Scholars have also drawn parallels between the Byronic hero and the so-called superfluous man, solipsist heroes of Russian literature. In particular, Alexander Pushkin's famous character Eugene Onegin echoes many of the attributes seen in Childe Harold's Pilgrimage, such as solitary brooding and disrespect for traditional privilege. The first stages of Pushkin's poetic novel Eugene Onegin appeared twelve years after Byron's Childe Harold's Pilgrimage, and Byron was of obvious influence (Vladimir Nabokov argued in his Commentary to Eugene Onegin that Pushkin had read Byron during his years in exile just prior to composing Eugene Onegin). The same character themes continued to influence Russian literature, particularly after Mikhail Lermontov invigorated the Byronic hero through the character Pechorin in his 1839 novel A Hero of Our Time.

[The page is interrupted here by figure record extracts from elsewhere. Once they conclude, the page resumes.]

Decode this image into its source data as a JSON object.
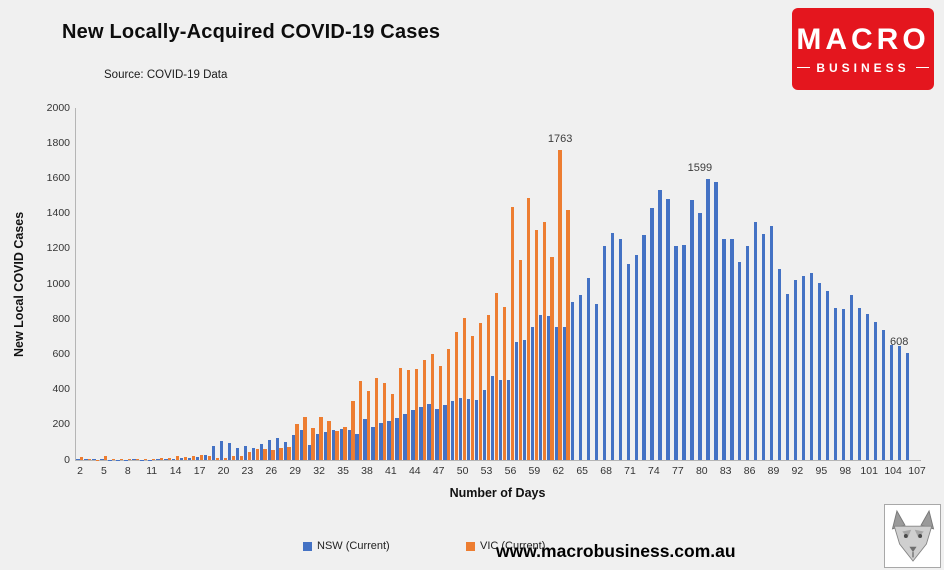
{
  "header": {
    "title": "New Locally-Acquired COVID-19 Cases",
    "source": "Source: COVID-19 Data"
  },
  "logo": {
    "line1": "MACRO",
    "line2": "BUSINESS",
    "bg_color": "#e4161e"
  },
  "footer": {
    "url": "www.macrobusiness.com.au"
  },
  "legend": [
    {
      "label": "NSW (Current)",
      "color": "#4472C4"
    },
    {
      "label": "VIC (Current)",
      "color": "#ED7D31"
    }
  ],
  "chart_data": {
    "type": "bar",
    "title": "New Locally-Acquired COVID-19 Cases",
    "xlabel": "Number of Days",
    "ylabel": "New Local COVID Cases",
    "ylim": [
      0,
      2000
    ],
    "ytick_step": 200,
    "x_start": 2,
    "x_end": 107,
    "xtick_step": 3,
    "grid": false,
    "legend_position": "bottom",
    "series": [
      {
        "name": "NSW (Current)",
        "color": "#4472C4",
        "values": [
          6,
          4,
          3,
          3,
          2,
          2,
          2,
          3,
          2,
          2,
          4,
          6,
          8,
          10,
          14,
          19,
          30,
          77,
          110,
          98,
          66,
          78,
          70,
          89,
          112,
          124,
          100,
          141,
          172,
          87,
          145,
          160,
          170,
          177,
          172,
          150,
          233,
          190,
          210,
          222,
          239,
          262,
          283,
          300,
          320,
          290,
          310,
          333,
          350,
          345,
          340,
          400,
          478,
          452,
          455,
          670,
          681,
          753,
          825,
          818,
          753,
          753,
          900,
          935,
          1035,
          885,
          1218,
          1290,
          1257,
          1116,
          1164,
          1281,
          1431,
          1533,
          1485,
          1218,
          1220,
          1480,
          1405,
          1599,
          1577,
          1257,
          1255,
          1127,
          1218,
          1351,
          1284,
          1331,
          1087,
          941,
          1022,
          1043,
          1063,
          1007,
          961,
          863,
          860,
          935,
          864,
          832,
          787,
          738,
          653,
          646,
          608,
          null,
          null
        ]
      },
      {
        "name": "VIC (Current)",
        "color": "#ED7D31",
        "values": [
          15,
          4,
          2,
          25,
          8,
          5,
          6,
          4,
          3,
          4,
          11,
          13,
          22,
          16,
          24,
          26,
          22,
          11,
          12,
          24,
          22,
          45,
          65,
          61,
          55,
          71,
          73,
          204,
          246,
          183,
          246,
          221,
          167,
          190,
          334,
          450,
          392,
          466,
          438,
          377,
          522,
          510,
          515,
          567,
          603,
          535,
          628,
          725,
          809,
          705,
          779,
          826,
          950,
          870,
          1438,
          1138,
          1488,
          1305,
          1355,
          1151,
          1763,
          1421,
          null,
          null,
          null,
          null,
          null,
          null,
          null,
          null,
          null,
          null,
          null,
          null,
          null,
          null,
          null,
          null,
          null,
          null,
          null,
          null,
          null,
          null,
          null,
          null,
          null,
          null,
          null,
          null,
          null,
          null,
          null,
          null,
          null,
          null,
          null,
          null,
          null,
          null,
          null,
          null,
          null,
          null,
          null,
          null
        ]
      }
    ],
    "annotations": [
      {
        "day": 62,
        "value": 1763,
        "label": "1763",
        "series_index": 1
      },
      {
        "day": 80,
        "value": 1599,
        "label": "1599",
        "series_index": 0
      },
      {
        "day": 105,
        "value": 608,
        "label": "608",
        "series_index": 0
      }
    ]
  }
}
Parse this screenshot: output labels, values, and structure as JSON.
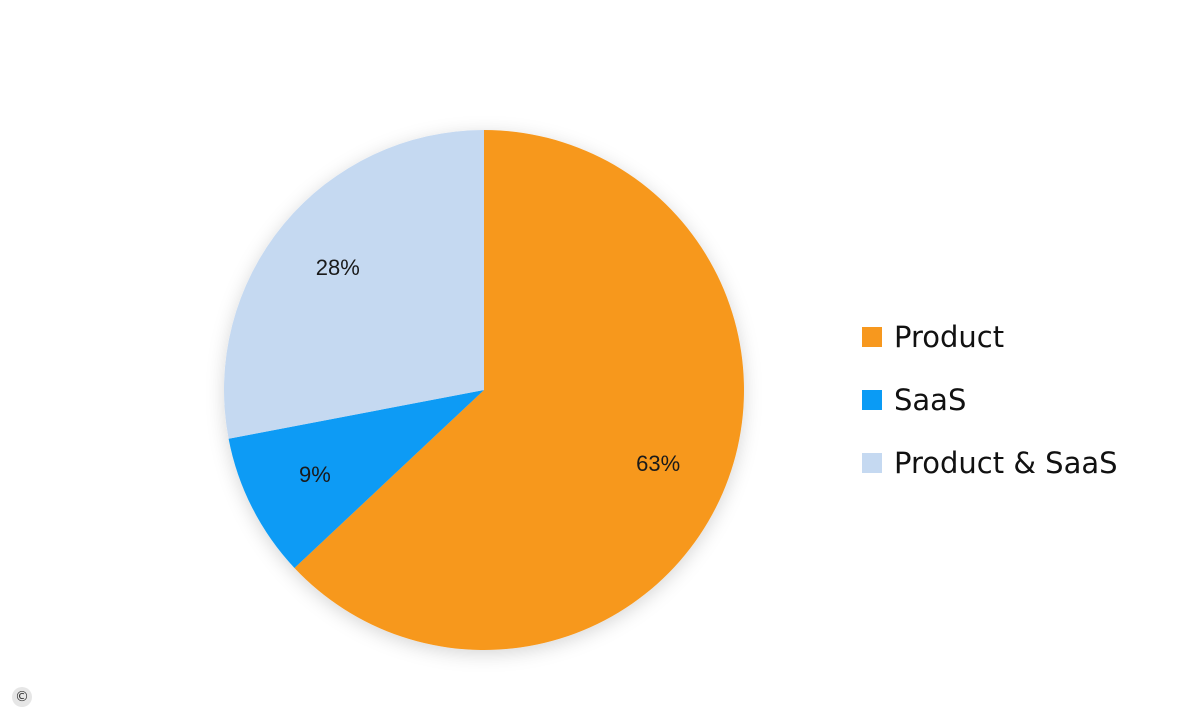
{
  "chart_data": {
    "type": "pie",
    "title": "",
    "legend_position": "right",
    "categories": [
      "Product",
      "SaaS",
      "Product & SaaS"
    ],
    "values": [
      63,
      9,
      28
    ],
    "data_labels": [
      "63%",
      "9%",
      "28%"
    ],
    "colors": [
      "#F7981E",
      "#0A9BF5",
      "#C5D9F1"
    ]
  },
  "copyright_symbol": "©"
}
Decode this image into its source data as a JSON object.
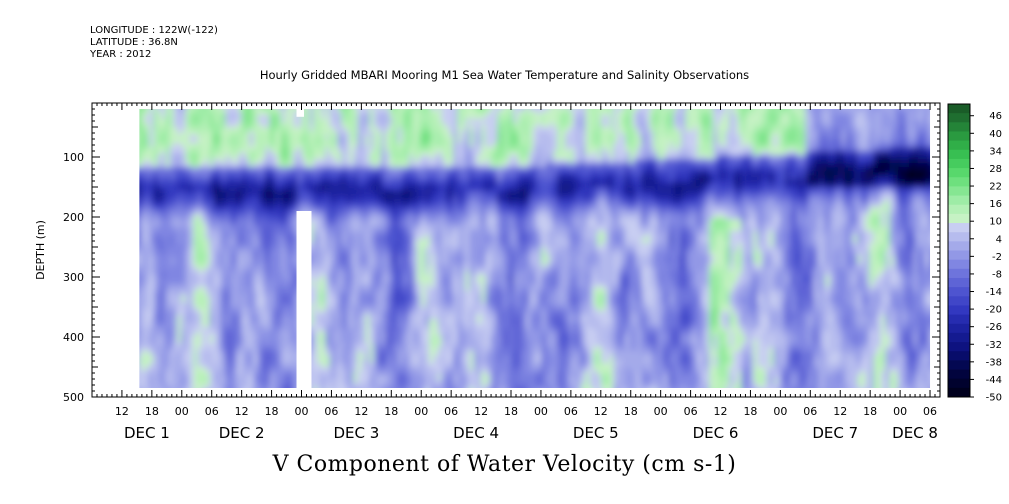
{
  "header": {
    "longitude": "LONGITUDE : 122W(-122)",
    "latitude": "LATITUDE : 36.8N",
    "year": "YEAR : 2012"
  },
  "title": "Hourly Gridded MBARI Mooring M1 Sea Water Temperature and Salinity Observations",
  "variable_title": "V Component of Water Velocity (cm s-1)",
  "chart_data": {
    "type": "heatmap",
    "title": "Hourly Gridded MBARI Mooring M1 Sea Water Temperature and Salinity Observations",
    "variable": "V Component of Water Velocity (cm s-1)",
    "ylabel": "DEPTH (m)",
    "xlabel": "",
    "x_unit": "hours since 2012-12-01 00:00",
    "xlim": [
      -18,
      152
    ],
    "data_extent_x": [
      -8.5,
      150
    ],
    "ylim": [
      500,
      10
    ],
    "data_extent_y": [
      20,
      485
    ],
    "y_ticks": [
      100,
      200,
      300,
      400,
      500
    ],
    "y_tick_labels": [
      "100",
      "200",
      "300",
      "400",
      "500"
    ],
    "x_ticks_6h": [
      -12,
      -6,
      0,
      6,
      12,
      18,
      24,
      30,
      36,
      42,
      48,
      54,
      60,
      66,
      72,
      78,
      84,
      90,
      96,
      102,
      108,
      114,
      120,
      126,
      132,
      138,
      144,
      150
    ],
    "x_tick_labels": [
      "12",
      "18",
      "00",
      "06",
      "12",
      "18",
      "00",
      "06",
      "12",
      "18",
      "00",
      "06",
      "12",
      "18",
      "00",
      "06",
      "12",
      "18",
      "00",
      "06",
      "12",
      "18",
      "00",
      "06",
      "12",
      "18",
      "00",
      "06"
    ],
    "date_labels": [
      {
        "text": "DEC  1",
        "x": -7
      },
      {
        "text": "DEC  2",
        "x": 12
      },
      {
        "text": "DEC  3",
        "x": 35
      },
      {
        "text": "DEC  4",
        "x": 59
      },
      {
        "text": "DEC  5",
        "x": 83
      },
      {
        "text": "DEC  6",
        "x": 107
      },
      {
        "text": "DEC  7",
        "x": 131
      },
      {
        "text": "DEC  8",
        "x": 147
      }
    ],
    "colorbar": {
      "min": -50,
      "max": 50,
      "step": 3,
      "tick_labels": [
        "46",
        "40",
        "34",
        "28",
        "22",
        "16",
        "10",
        "4",
        "-2",
        "-8",
        "-14",
        "-20",
        "-26",
        "-32",
        "-38",
        "-44",
        "-50"
      ],
      "colors": [
        "#1a5c28",
        "#1f6e30",
        "#248438",
        "#2a9a40",
        "#30ae48",
        "#38bf52",
        "#46cc5e",
        "#58d86c",
        "#6ee07e",
        "#86e692",
        "#9eeca6",
        "#b4f0b6",
        "#c6f2c4",
        "#c8cef2",
        "#b6bcee",
        "#a4aaea",
        "#9298e6",
        "#8086e2",
        "#6e74dc",
        "#5e64d6",
        "#4e54d0",
        "#4046c8",
        "#3238c0",
        "#262cb0",
        "#1c22a0",
        "#141a90",
        "#0e1280",
        "#080c6a",
        "#040852",
        "#02043e",
        "#01022e",
        "#00001e"
      ]
    },
    "data_gaps": [
      {
        "x": [
          23,
          26
        ],
        "y": [
          190,
          485
        ]
      },
      {
        "x": [
          23,
          24.5
        ],
        "y": [
          20,
          33
        ]
      }
    ]
  }
}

The Byronic hero is also featured in many contemporary novels, and has played a role in modern literature as the precursor to a popular form of antihero. Erik, the Phantom from Gaston Leroux's Phantom of the Opera (1909–1910), is a well-known example from the first half of the twentieth century, while Ian Fleming's James Bond (if not his cinematic incarnations) shows all the earmarks in the second half: "Lonely, melancholy, of fine natural physique, which has become in some way ravaged ... dark and brooding in expression, of a cold and cynical veneer, above all enigmatic, in possession of a sinister secret."

===Modernity===

Different iterations of the Byronic hero are also recognisable in pop culture. Many researchers have already connected the figure of the Byronic hero to mainstream Hollywood characters: Christopher Nolan's interpretation of Bruce Wayne as superhero vigilante Batman has been described as embodying "the dark side of human possibilities", where his "moral code does not align with the law". Christian Bale's portrayal of the character in the Dark Knight trilogy was described by Nolan as "exactly the balance of darkness and light that we were looking for". Author George R. R. Martin has explicitly described Jon Snow from A Song of Ice and Fire and its adaptation Game of Thrones as "the brooding, Byronic, romantic hero whom all the girls love". The Star Wars franchise has also repeatedly dealt with themes of temptation and corruption relating to the central conflict between a "Light Side" and a "Dark Side", as embodied by the character of Anakin Skywalker. The undisputed villain of the original Star Wars trilogy achieves some sense of redemption when audiences get insight of the manipulation and mind control he became the victim of, which inevitably led him to become the infamous Darth Vader. This ambiguity and his close relationship with darkness (literal and figuratively) places him right in the centre of the Byronic hero archetype.

==Byronic heroine==
There are also suggestions of the potential of a Byronic heroine in Byron's works. Charles J. Clancy argues that Aurora Raby in Don Juan possesses many of the characteristics typical of a Byronic hero. Described as "silent, lone" in the poem, her life has indeed been spent in isolation – she has been orphaned from birth. She validates Thorslev's assertion that Byronic heroes are "invariably solitaries". Yet, like her male counterpart, she evokes an interest from those around her, "There was awe in the homage which she drew". Again, this is not dissimilar to the description of the fascination that Byron himself encountered wherever he went. Her apparent mournful nature is also reminiscent of the regretful mien of the Byronic hero. She is described as having deeply sad eyes, "Eyes which sadly shone, as Seraphs' shine". This was a specific characteristic of the Byronic hero. This seems to express a despair with humanity, not unlike the despair present in Byron's Cain, as Thorslev notes. She herself admits to despairing at "man's decline", therefore this brings her into direct comparison with Cain's horror at the destruction of humanity.